Auch bei ihnen gibt es Auffälligkeiten im präfrontalen Kortex, wie bei den impulsiven Tätern. Eines aber ist bei ihnen anders: Ihr Mandelkern, das Furchtzentrum, ist nicht hyperaktiv, sondern völlig still.

Lassen wir es dabei bewenden. Die nachfolgenden tatsächlichen Kriminalfälle beantworten zum Großteil die eingangs erwähnte Frage, warum jemand schwere Verbrechen begeht.

Die Hinrichtung einer Frau – der Fall Anne-Marie Allaix

Es geschah in Marseille und wir schreiben den 13. Februar 1996. Um 8 Uhr morgens klingelt bei der Kriminalpolizei das Telefon. Im Norden der Stadt geschah ein Mord. Eine Person war in ihrem Fahrzeug regelrecht hingerichtet worden. Ein Motorradfahren hatte angehalten, geschossen und war davon gerast.

Solche Vorfälle sind für die Polizei von Marseille schon fast Alltag. Also gingen sie sofort von einer Abrechnung im Verbrechermillieu aus. Doch das Opfer entspricht absolut nicht dem üblichen Profil.
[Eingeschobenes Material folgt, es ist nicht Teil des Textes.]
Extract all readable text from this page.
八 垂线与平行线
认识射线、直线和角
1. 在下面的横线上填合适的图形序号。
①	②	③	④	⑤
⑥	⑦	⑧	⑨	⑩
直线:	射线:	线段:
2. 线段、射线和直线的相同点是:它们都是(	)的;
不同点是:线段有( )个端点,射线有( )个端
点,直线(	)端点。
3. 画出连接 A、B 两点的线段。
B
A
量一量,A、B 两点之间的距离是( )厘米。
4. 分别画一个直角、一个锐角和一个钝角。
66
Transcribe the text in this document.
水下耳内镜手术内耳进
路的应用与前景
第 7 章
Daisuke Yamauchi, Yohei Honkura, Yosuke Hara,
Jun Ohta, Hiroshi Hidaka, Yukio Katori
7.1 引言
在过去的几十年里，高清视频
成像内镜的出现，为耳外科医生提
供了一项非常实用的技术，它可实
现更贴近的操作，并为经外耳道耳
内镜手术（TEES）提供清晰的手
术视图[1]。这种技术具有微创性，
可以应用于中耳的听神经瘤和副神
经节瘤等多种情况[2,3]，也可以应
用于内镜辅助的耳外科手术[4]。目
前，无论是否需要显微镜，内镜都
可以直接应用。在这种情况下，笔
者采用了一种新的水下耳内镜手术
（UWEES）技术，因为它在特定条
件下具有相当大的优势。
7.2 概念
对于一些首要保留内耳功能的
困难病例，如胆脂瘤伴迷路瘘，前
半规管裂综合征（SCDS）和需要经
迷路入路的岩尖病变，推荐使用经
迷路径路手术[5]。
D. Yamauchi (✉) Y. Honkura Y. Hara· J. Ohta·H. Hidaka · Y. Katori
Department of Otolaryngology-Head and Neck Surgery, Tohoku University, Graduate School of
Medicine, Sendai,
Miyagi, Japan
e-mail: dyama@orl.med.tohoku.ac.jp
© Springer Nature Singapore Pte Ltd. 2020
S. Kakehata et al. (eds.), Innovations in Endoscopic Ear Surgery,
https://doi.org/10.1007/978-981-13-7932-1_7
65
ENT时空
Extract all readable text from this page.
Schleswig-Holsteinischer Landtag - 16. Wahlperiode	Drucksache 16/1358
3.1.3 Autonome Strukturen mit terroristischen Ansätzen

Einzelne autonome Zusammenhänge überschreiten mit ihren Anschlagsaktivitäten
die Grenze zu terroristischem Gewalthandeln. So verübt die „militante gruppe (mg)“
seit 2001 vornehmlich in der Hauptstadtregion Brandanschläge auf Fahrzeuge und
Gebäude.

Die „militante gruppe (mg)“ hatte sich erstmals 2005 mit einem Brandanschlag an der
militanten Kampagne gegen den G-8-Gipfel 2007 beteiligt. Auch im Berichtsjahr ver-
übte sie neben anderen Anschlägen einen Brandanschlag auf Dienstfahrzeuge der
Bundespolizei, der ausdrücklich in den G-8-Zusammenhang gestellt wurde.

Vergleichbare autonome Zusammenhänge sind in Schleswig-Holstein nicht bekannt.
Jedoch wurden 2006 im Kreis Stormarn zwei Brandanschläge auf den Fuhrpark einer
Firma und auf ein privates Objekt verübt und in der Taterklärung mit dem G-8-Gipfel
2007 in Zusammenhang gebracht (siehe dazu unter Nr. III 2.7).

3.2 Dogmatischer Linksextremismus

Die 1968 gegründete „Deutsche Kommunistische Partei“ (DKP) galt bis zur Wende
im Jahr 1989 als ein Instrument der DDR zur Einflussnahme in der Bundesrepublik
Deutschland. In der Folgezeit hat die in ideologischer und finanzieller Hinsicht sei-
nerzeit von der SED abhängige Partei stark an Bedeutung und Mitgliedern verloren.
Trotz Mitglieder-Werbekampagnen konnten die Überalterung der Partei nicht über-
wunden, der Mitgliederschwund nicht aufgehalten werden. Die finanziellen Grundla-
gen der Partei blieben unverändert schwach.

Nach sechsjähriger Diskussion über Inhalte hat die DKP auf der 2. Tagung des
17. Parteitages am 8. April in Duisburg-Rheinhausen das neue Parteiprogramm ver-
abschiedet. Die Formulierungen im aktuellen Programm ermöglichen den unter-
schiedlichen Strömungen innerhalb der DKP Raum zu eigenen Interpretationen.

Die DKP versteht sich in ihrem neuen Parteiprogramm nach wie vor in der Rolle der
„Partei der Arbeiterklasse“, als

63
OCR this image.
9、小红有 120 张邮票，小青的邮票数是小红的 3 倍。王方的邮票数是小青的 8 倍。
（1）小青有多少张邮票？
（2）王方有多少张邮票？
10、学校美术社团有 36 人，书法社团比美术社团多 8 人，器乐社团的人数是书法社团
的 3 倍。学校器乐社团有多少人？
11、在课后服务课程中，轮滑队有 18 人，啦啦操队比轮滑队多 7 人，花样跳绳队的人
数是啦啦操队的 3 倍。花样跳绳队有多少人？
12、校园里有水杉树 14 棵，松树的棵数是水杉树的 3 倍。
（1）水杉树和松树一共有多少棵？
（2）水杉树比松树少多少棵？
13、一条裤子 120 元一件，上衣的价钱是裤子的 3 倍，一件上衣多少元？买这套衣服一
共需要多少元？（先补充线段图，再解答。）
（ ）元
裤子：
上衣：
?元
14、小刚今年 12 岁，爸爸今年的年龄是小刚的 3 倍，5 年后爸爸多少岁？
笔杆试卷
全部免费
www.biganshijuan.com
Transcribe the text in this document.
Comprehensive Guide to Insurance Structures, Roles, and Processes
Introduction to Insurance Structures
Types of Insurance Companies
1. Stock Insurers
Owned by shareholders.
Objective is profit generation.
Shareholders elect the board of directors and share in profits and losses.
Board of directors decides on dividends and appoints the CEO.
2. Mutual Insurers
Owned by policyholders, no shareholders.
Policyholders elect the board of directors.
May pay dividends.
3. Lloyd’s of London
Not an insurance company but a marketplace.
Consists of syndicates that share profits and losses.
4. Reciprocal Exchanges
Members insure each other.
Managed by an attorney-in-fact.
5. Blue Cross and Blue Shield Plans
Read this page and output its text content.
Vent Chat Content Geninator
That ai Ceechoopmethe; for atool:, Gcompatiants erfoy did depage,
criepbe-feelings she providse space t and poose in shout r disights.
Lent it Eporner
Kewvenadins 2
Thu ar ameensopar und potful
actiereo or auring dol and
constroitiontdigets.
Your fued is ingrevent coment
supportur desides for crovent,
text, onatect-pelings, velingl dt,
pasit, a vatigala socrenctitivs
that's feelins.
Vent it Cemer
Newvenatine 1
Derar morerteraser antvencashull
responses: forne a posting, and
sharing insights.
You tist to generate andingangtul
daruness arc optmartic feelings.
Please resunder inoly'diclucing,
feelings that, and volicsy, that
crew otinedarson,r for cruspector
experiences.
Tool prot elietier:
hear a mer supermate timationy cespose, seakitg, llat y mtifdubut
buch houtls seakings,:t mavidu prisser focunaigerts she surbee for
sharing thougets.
Es handelte sich um eine Frau, eine Frau die so hingerichtet wurde. Das war schon sehr seltsam, wirklich ungewöhnlich, dass eine Frau unter solchen Umständen erschossen wird. Das ist eher eine Form der Abrechnung unter kriminellen Männern.

Die Polizisten untersuchen den Tatort, Das Opfer saß noch auf dem Fahrersitz und war von mehreren großkalibrigen Geschossen getroffen worden und sofort tot. Der etwa 50jährigen Frau war direkt in den Kopf geschossen worden. Schnell ist die Polizei von Augenzeugen umringt, die eine regelrechte Hinrichtung beschreiben und das am helllichten Tag.

Ein Mann auf einem Motorrad hielte an und ging seelenruhig auf den Renault der Frau zu. Er trug einen Helm. Der Mann zog eine Waffe aus seiner Lederjacke, er schoss etwa sechs Mal und ging völlig ruhig und ohne Eile zu seinem Motorrad zurück. Danach fuhr er davon. Offensichtlich ist der Schütze ein Profi, darauf deutet sein ruhiges und gelassenes Vorgehen hin. Man muss schon sehr abgebrührt sein, um an einer roten Ampel ein Opfer auf diese Weise zu erschießen.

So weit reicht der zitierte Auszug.